A vocação não é algo que encontramos, mas que cultivamos
"Sem trabalho, toda a vida começa a apodrecer, mas quando o trabalho é
feito sem alma, a vida asfixia e morre", escreveu Albert Camus, citado
por Krznaric. E encontrar um trabalho com alma transformou-se em uma
das grandes aspirações da nossa era. E, como escreve o autor, temos de
reconhecer que "uma vocação não é algo que descobrimos, mas que
cultivamos".
Krznaric afirma que, geralmente, as pessoas encaram a vocação como
algo "para o qual nascemos". Mas o autor prefere uma definição
diferente, algo mais próximo às origens históricas do conceito: "uma
vocação é uma carreira que não só nos oferece um sentimento de
realização – com significado, que nos 'faz correr' e sentirmo-nos
livres – mas que possui igualmente um objectivo conclusivo ou um
propósito claro pelo qual lutamos, o qual conduz as nossas vidas e nos
motiva a sairmos da cama pela manhã".
Em termos históricos, este desejo por um trabalho que nos preencha,
que ofereça um sentimento profundo de propósito e que reflicta os
nossos valores, paixões e personalidade, é uma invenção moderna. Como
relembra o autor, ao longo de muitos séculos, a maioria dos habitantes
do mundo ocidental esteve demasiado ocupada a lutar para ir ao
encontro das suas necessidades de sobrevivência, não tendo sequer
tempo para se preocupar em encontrar uma carreira na qual pudesse dar
uso aos seus talentos ou que contribuísse para o seu bem-estar
interior. Mas na actualidade, e "com a disseminação da prosperidade
material, as nossas mentes ficaram mais libertas para esperar muito
mais daquilo que é a aventura da vida", escreve.

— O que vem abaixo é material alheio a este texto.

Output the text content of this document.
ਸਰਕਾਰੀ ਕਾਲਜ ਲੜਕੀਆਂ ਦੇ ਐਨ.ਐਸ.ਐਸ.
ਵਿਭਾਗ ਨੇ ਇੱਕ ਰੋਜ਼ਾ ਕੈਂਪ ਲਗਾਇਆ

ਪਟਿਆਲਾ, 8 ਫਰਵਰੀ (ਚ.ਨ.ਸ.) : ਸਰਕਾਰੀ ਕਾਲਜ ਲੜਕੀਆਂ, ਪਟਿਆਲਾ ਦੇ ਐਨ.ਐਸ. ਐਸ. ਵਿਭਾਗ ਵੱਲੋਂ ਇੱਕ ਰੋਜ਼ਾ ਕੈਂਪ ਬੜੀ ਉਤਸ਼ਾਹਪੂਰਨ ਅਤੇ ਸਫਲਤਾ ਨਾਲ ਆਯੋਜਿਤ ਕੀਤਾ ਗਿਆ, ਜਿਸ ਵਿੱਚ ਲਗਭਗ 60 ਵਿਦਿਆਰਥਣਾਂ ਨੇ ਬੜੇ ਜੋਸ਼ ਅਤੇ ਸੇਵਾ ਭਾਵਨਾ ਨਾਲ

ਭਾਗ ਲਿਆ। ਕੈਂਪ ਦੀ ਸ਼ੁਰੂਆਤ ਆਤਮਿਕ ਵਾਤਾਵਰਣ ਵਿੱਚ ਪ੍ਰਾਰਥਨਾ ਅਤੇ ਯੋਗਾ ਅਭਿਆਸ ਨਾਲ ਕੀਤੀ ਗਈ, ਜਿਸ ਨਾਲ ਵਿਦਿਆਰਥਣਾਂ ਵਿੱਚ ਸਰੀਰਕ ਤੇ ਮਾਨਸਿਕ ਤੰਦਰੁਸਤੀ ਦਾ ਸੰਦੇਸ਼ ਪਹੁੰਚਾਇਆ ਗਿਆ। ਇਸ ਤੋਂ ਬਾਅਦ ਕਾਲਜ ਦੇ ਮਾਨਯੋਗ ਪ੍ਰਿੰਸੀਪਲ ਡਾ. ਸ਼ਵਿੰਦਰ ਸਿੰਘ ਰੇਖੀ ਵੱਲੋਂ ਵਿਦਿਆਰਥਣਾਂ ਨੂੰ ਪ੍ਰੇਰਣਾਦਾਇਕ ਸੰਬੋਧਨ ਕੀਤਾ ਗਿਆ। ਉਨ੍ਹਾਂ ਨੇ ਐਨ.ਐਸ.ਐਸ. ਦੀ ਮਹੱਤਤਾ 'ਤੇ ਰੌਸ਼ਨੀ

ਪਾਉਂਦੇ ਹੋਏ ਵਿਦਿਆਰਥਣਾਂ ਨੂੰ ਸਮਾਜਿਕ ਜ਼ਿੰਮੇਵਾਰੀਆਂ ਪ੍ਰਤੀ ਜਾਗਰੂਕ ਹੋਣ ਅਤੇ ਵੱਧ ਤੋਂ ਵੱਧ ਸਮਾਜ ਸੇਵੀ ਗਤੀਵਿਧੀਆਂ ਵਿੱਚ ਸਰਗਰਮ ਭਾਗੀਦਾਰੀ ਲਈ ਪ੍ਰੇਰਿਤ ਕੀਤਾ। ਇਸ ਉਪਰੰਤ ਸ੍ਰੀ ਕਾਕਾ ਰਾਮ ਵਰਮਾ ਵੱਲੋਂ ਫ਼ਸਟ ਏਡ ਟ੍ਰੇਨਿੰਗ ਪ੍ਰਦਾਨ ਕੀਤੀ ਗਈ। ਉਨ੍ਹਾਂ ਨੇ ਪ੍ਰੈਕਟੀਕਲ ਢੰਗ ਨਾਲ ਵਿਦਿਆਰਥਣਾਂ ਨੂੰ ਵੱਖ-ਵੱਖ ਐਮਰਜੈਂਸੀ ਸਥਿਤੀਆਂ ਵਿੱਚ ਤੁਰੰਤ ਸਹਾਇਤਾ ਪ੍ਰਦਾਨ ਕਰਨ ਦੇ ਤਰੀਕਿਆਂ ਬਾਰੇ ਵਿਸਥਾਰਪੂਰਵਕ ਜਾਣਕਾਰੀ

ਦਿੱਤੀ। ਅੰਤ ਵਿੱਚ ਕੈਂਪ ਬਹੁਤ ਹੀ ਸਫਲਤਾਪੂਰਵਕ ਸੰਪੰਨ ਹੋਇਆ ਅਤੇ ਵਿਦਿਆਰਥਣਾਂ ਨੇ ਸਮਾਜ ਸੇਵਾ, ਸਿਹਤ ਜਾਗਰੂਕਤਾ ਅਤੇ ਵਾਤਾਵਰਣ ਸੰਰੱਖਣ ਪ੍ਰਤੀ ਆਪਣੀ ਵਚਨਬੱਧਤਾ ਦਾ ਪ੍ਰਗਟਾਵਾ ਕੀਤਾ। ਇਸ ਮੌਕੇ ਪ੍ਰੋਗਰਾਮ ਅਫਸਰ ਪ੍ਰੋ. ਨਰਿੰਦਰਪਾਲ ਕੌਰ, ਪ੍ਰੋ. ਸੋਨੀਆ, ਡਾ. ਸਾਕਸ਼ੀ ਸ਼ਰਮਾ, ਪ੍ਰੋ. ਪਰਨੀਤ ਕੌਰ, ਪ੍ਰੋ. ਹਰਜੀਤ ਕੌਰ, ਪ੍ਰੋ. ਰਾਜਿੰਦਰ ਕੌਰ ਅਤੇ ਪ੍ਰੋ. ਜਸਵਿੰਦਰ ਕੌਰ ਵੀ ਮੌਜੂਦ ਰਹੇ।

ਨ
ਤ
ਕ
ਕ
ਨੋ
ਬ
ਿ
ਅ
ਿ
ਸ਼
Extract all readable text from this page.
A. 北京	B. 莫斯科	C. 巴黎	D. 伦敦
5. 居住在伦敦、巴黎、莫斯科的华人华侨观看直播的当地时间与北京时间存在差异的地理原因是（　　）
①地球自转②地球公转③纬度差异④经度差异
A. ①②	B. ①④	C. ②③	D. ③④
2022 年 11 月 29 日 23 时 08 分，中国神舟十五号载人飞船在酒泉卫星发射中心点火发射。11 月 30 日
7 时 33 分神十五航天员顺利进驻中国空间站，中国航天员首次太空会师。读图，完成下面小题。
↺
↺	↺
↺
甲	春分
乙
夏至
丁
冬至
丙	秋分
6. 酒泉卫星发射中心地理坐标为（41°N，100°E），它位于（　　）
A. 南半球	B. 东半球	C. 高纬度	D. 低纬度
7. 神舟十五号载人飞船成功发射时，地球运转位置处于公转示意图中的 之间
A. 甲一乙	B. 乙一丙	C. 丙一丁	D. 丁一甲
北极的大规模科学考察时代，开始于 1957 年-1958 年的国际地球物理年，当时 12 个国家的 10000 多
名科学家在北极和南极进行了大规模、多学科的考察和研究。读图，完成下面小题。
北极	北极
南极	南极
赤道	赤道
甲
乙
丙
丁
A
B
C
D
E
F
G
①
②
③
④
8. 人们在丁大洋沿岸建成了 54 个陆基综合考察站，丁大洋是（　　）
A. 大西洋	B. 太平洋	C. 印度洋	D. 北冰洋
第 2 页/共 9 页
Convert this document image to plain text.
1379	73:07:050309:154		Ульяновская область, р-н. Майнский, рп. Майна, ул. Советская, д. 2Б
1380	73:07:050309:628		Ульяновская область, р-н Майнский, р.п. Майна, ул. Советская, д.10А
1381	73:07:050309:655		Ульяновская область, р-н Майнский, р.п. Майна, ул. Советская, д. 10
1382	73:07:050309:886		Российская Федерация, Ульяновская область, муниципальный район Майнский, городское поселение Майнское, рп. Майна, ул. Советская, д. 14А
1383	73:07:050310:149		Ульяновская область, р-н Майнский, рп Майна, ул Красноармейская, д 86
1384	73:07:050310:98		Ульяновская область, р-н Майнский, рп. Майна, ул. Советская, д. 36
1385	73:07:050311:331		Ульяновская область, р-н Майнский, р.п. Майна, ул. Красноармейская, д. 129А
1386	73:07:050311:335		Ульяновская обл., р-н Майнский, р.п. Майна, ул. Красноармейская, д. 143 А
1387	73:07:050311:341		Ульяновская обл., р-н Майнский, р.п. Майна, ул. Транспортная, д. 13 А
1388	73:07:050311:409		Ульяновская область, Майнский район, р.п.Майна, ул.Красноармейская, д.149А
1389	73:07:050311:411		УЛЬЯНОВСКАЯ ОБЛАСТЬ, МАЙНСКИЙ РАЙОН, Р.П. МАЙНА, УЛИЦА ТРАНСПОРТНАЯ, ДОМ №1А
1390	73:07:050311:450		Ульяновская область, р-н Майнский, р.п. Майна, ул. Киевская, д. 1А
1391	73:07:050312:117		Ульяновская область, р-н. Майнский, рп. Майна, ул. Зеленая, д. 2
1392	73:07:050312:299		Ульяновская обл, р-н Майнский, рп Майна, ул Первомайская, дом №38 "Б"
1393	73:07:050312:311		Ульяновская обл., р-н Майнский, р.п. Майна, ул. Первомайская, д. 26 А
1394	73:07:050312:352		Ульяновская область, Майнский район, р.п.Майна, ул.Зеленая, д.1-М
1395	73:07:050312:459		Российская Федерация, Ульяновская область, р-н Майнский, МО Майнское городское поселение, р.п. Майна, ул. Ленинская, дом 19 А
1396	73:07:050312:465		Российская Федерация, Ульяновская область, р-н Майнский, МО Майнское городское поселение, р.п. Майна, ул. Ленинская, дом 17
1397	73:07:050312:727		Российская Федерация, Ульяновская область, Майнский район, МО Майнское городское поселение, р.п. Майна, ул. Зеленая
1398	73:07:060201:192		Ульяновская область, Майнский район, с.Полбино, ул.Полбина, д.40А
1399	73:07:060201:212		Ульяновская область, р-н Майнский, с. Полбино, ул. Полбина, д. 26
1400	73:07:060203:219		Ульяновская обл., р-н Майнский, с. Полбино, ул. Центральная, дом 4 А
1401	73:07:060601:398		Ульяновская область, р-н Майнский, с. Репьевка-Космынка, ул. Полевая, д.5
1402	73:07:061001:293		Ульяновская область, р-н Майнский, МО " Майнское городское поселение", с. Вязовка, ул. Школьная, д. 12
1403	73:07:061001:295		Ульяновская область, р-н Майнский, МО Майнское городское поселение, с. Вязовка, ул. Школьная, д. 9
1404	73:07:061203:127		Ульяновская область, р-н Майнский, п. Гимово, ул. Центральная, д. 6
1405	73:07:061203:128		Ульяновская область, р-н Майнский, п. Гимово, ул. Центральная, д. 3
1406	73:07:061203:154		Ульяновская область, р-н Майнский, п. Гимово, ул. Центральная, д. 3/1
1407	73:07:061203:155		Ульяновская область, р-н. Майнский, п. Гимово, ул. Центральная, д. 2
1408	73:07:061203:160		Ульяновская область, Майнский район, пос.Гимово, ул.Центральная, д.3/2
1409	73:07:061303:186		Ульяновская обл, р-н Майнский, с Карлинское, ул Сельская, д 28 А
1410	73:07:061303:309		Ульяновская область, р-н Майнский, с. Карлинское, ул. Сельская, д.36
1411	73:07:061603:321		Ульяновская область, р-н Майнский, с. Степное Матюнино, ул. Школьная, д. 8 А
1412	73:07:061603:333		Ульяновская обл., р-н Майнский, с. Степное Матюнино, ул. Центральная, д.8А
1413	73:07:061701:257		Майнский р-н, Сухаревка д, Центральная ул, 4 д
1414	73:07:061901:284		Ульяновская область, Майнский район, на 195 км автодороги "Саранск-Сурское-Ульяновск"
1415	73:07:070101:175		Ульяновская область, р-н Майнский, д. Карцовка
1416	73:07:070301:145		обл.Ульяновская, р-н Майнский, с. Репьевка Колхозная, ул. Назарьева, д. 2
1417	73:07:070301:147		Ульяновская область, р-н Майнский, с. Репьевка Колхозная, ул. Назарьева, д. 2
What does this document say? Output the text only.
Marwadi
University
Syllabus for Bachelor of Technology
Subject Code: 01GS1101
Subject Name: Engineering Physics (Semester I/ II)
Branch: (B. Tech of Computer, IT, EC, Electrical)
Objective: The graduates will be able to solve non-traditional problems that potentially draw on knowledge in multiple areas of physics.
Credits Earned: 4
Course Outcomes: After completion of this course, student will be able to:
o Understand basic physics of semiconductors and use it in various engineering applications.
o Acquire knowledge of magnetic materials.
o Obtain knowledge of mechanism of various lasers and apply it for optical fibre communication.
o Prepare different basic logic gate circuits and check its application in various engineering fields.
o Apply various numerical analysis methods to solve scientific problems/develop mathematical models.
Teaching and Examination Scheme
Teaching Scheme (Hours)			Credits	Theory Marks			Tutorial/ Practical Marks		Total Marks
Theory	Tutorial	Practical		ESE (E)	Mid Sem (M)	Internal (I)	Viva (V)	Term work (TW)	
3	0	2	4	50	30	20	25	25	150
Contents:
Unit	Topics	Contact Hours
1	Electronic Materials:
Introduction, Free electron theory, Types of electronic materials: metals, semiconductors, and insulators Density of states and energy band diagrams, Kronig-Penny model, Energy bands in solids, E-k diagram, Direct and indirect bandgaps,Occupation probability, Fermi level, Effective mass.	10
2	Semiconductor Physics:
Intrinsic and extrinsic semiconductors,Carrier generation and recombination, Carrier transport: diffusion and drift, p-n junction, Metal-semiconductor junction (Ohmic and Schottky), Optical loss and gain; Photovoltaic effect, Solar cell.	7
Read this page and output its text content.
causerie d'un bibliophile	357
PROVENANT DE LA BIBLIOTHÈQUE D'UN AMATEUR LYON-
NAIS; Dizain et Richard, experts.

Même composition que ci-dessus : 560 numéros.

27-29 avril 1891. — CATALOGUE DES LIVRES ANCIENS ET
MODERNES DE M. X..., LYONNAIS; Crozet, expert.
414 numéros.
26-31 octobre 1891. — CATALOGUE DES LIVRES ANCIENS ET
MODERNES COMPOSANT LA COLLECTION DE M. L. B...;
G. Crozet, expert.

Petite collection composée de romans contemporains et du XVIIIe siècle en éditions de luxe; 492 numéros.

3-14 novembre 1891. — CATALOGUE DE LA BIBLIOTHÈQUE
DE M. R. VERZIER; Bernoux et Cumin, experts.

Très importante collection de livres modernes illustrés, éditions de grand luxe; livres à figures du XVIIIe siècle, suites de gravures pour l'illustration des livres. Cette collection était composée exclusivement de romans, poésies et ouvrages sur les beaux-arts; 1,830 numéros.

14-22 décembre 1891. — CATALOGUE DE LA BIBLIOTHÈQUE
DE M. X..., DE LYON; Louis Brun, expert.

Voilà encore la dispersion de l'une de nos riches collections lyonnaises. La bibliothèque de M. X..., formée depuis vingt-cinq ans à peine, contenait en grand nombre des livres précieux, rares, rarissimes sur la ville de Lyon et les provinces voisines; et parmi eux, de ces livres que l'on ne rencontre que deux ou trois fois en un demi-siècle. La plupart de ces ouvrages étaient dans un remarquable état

Nesta "troca" do dinheiro pelo significado, Krznaric sublinha as duas
principais aflições do local de trabalho moderno – "a praga da
insatisfação laboral" e a "incerteza sobre como escolher a carreira
certa".
E enquadra a problemática a partir de duas abordagens possíveis. A
primeira, que intitula de "sorri e aguenta" representa a noção de que
devemos controlar as nossas expectativas e reconhecer que o trabalho,
para a vasta maioria das pessoas, é uma rotina pesada e que sempre o
será. Voltando às raízes históricas, o autor recorda que a palavra
"labor" vem do latim e significa fadiga ou labuta, sendo que a palavra
francesa "travail"deriva de tripalium, um antigo instrumento romano de
tortura, feito com três paus. E esta é mensagem subjacente à abordagem
do "sorri e aguenta", que significa que há que aceitar o inevitável,
fazer qualquer que seja o tipo de trabalho que encontremos desde que
este satisfaça as nossas necessidades financeiras e, na melhor das
hipóteses, nos deixe tempo livre suficiente para gozar a nossa "vida
real" fora dos constrangimentos dos horários laborais. A melhor forma
de vivermos com esta realidade, diz Krznaric, é a partir da filosofia
da aceitação e da resignação.
Todavia, o filósofo afirma que é possível enveredar por uma segunda
abordagem e aspirar a algo mais do que um "trabalho normal" cuja
função principal é a de pagar as nossas contas.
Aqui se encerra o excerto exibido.